In 1982, the BBC produced The Tale of Beatrix Potter. This dramatization of her life was written by John Hawkesworth, directed by Bill Hayes, and starred Holly Aird and Penelope Wilton as the young and adult Potter, respectively. The World of Peter Rabbit and Friends, a TV series based on fourteen of her twenty-four stories, starred actress Niamh Cusack as Beatrix Potter.

In 1993, Weston Woods Studios made an almost hour non-story film called Beatrix Potter: Artist, Storyteller, and Countrywoman with narration by Lynn Redgrave. In 2006, Chris Noonan directed Miss Potter, a biographical film of Potter's life focusing on her early career and romance with her editor Norman Warne. The film stars Renée Zellweger as Beatrix Potter, Ewan McGregor as Norman Warne, and Emily Watson as Warne's sister.

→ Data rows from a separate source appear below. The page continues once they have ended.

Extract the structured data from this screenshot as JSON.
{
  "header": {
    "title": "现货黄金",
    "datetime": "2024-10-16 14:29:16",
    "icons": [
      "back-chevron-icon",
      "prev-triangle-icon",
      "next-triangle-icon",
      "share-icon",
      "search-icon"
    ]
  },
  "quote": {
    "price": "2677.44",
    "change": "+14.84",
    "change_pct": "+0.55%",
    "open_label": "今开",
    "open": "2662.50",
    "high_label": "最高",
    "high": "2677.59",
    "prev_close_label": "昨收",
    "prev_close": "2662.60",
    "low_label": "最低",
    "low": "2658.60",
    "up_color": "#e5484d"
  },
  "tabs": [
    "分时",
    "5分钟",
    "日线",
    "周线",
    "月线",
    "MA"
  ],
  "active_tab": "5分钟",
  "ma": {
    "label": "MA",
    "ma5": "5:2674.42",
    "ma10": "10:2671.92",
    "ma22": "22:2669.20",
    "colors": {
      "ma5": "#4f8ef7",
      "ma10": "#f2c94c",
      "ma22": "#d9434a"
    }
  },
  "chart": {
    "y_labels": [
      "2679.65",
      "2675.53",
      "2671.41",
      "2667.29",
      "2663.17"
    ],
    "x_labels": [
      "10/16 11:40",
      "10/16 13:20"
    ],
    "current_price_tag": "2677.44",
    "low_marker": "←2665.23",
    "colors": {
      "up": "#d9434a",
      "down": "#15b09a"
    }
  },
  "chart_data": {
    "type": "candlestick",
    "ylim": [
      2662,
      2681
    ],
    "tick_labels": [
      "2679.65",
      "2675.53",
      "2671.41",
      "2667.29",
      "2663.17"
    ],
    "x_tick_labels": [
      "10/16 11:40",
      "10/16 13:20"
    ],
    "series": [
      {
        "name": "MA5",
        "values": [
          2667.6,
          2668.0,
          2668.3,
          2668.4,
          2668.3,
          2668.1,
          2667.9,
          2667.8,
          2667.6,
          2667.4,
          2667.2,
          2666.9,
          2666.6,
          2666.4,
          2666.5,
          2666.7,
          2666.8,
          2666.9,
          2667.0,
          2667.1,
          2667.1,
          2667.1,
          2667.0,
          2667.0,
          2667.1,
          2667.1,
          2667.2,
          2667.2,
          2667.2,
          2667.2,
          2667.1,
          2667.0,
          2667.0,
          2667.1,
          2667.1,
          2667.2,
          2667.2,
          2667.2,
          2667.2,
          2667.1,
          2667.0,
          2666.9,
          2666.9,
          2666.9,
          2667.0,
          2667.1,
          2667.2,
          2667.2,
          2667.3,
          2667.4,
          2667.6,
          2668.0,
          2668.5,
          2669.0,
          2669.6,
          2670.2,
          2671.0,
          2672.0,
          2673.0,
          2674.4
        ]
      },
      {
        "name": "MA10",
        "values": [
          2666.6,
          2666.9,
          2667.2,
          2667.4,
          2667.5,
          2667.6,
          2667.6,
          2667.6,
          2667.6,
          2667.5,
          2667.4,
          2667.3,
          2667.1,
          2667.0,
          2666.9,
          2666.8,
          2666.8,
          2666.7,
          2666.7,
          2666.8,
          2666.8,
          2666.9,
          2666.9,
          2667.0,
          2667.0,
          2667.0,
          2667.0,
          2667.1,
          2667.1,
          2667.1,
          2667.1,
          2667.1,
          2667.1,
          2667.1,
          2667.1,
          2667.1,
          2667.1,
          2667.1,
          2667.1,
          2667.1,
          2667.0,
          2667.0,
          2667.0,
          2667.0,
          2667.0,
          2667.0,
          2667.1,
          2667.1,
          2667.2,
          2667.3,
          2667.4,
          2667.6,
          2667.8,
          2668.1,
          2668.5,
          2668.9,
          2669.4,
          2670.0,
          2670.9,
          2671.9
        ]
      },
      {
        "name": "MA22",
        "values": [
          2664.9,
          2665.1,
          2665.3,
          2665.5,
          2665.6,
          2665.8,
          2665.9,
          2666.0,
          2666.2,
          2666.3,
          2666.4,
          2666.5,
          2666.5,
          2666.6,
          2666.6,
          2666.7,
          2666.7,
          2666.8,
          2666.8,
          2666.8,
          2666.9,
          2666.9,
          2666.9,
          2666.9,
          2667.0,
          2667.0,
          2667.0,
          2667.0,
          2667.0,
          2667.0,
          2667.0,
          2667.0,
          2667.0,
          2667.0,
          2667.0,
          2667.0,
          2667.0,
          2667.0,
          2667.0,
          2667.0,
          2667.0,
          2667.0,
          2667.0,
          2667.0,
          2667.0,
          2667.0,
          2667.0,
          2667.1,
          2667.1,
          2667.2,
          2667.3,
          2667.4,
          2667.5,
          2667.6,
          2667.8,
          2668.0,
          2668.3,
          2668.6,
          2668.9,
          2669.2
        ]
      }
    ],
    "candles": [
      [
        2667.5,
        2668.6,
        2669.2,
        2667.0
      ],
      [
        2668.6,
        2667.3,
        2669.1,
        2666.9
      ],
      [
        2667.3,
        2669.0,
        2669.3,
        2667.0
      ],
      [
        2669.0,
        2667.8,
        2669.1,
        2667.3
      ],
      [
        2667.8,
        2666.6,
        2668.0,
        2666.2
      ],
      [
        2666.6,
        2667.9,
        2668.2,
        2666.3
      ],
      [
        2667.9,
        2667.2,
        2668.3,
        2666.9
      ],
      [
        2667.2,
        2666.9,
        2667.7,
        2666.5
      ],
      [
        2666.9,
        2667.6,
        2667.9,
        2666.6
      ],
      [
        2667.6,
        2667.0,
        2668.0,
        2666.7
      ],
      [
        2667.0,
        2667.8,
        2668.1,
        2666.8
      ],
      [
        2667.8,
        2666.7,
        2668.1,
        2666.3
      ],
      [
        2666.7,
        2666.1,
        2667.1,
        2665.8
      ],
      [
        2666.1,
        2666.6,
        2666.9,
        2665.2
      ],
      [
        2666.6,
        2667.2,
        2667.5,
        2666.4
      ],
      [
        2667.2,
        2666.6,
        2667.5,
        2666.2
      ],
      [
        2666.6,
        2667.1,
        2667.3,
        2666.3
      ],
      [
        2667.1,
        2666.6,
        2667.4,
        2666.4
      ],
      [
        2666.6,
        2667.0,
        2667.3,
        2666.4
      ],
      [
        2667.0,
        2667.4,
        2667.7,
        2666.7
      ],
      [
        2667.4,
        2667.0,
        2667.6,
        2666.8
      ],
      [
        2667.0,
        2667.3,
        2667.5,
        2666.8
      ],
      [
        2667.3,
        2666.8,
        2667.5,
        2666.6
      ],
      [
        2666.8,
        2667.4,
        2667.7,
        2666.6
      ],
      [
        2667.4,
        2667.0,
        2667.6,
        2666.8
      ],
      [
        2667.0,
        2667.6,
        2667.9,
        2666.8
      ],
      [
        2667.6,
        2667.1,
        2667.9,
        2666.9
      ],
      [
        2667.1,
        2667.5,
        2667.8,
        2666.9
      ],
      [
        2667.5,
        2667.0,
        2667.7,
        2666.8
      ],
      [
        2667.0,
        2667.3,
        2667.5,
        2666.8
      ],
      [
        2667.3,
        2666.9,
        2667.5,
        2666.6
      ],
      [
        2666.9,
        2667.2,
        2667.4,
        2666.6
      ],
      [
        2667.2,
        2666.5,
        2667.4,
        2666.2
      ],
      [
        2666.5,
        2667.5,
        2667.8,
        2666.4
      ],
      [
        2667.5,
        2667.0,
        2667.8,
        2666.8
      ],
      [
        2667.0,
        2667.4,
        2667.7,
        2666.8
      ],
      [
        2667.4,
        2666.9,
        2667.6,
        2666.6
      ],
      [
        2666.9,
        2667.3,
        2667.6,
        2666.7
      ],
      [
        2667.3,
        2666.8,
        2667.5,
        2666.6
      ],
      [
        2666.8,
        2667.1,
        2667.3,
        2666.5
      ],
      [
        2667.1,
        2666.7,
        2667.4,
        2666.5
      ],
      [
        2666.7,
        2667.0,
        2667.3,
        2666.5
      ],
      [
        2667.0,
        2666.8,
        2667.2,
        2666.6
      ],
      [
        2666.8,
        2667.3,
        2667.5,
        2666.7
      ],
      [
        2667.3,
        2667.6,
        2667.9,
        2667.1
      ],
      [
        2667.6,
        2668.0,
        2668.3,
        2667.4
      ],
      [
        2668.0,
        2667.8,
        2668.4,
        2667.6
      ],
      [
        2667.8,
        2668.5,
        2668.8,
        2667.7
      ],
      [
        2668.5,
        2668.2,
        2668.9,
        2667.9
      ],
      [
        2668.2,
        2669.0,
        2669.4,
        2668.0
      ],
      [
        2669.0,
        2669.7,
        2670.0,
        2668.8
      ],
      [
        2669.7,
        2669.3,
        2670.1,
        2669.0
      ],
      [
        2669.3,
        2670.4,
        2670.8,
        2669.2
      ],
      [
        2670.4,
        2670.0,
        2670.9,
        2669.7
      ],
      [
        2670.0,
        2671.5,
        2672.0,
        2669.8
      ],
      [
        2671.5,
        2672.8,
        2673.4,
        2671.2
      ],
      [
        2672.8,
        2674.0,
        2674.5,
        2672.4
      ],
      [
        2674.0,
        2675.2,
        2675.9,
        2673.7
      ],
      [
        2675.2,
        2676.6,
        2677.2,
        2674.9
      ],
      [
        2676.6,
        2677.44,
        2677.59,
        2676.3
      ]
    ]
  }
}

On 9 February 2018, Columbia Pictures released Peter Rabbit, directed by Will Gluck, based on the work by Potter. The character Bea, played by Rose Byrne, is a re-imagined version of Potter. A sequel to the film titled Peter Rabbit 2: The Runaway was released in 2021.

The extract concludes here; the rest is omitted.